Is deze rapportage inderdaad een inspiratiebron voor docenten?
Het literatuuronderzoek vat enkele relevante relaties met theorieën samen. Soms gaat men daar redelijk ver in -ik denk aan het hoofdstuk over sociaal kapitaal- maar een aantal keren kunnen de vragen wat mij betreft verder worden uitgewerkt (zie bijvoorbeeld de inzichten van de afgelopen jaren of het onderdeel over teamleren). Marjan en Emmy hadden ook meer didactische handreikingen kunnen geven voor de ontwikkeling van deze vaardigheden. Daar hadden zij docenten volgens mij meer mee kunnen inspireren dan met veel theorieën.

Verder mis ik een kritische reflectie op de sociaal-constructivistische theorieën en relaties naar onderzoek over effectiviteit. Coöperatief en collaboratief leren kunnen prima werken, maar niet altijd. De auteurs spreken over “empirische feiten” wat betreft deze manieren van leren maar wat deze zijn, wordt helaas niet vermeld. Een samenvatting was wel op zijn plaats geweest.Ik mis ook de brug naar andere opvattingen over onderwijs. Als je 21e-eeuwse vaardigheden in een adem noemt met het sociaal-constructivistische paradigma, dan kun je kritiek verwachten.

Dat het vanuit de sociaal-kapitaal theorie geredeneerd minder belangrijk is wat je allemaal weet, is zacht gezegd een nogal omstreden opvatting.
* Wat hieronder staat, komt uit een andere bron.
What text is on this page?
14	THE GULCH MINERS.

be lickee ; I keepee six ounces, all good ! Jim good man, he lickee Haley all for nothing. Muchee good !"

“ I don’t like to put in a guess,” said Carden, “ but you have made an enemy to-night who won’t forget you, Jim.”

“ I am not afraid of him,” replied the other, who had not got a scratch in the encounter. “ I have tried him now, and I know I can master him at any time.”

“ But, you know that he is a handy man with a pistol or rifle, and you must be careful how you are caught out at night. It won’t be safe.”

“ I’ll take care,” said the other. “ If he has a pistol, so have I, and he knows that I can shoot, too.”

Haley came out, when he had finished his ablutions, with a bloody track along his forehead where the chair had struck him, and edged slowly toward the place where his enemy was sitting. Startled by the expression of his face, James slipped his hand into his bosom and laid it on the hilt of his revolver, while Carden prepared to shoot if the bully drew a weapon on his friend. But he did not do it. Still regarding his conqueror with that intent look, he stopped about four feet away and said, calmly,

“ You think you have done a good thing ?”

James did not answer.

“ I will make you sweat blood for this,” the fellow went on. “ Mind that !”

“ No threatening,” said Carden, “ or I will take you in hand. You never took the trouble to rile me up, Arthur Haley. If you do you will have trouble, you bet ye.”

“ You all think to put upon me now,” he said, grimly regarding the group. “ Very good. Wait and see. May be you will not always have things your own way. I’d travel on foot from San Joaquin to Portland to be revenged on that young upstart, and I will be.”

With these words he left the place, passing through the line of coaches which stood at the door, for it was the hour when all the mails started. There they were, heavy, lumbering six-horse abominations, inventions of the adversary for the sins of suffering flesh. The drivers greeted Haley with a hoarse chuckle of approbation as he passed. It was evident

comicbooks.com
Ik ben bijvoorbeeld benieuwd naar de reactie van bepaalde  collega’s van Marjan en Emmy bij het Welten-instituut… Het is ook jammer dat de auteurs blijven hangen in een theoretische beschrijving van de sociaal-kapitaal theorie en niet echt kijken naar zaken als effectiviteit voor leren op basis van onderzoek.

Ik vraag me vervolgens af of belangrijke onderdelen van de 21e eeuwse vaardigheden inderdaad niet ondergebracht kunnen worden in Bloom’s aangepaste taxonomie. Computational Thinking kun je bijvoorbeeld onder meer ontwikkelen door te leren programmeren. Om dat te kunnen doen zul je eerst het concept moeten begrijpen, principes van programmeren begrijpen, het kunnen toepassen, het proces analyseren en evalueren waarna je uiteindelijk een product programmeert.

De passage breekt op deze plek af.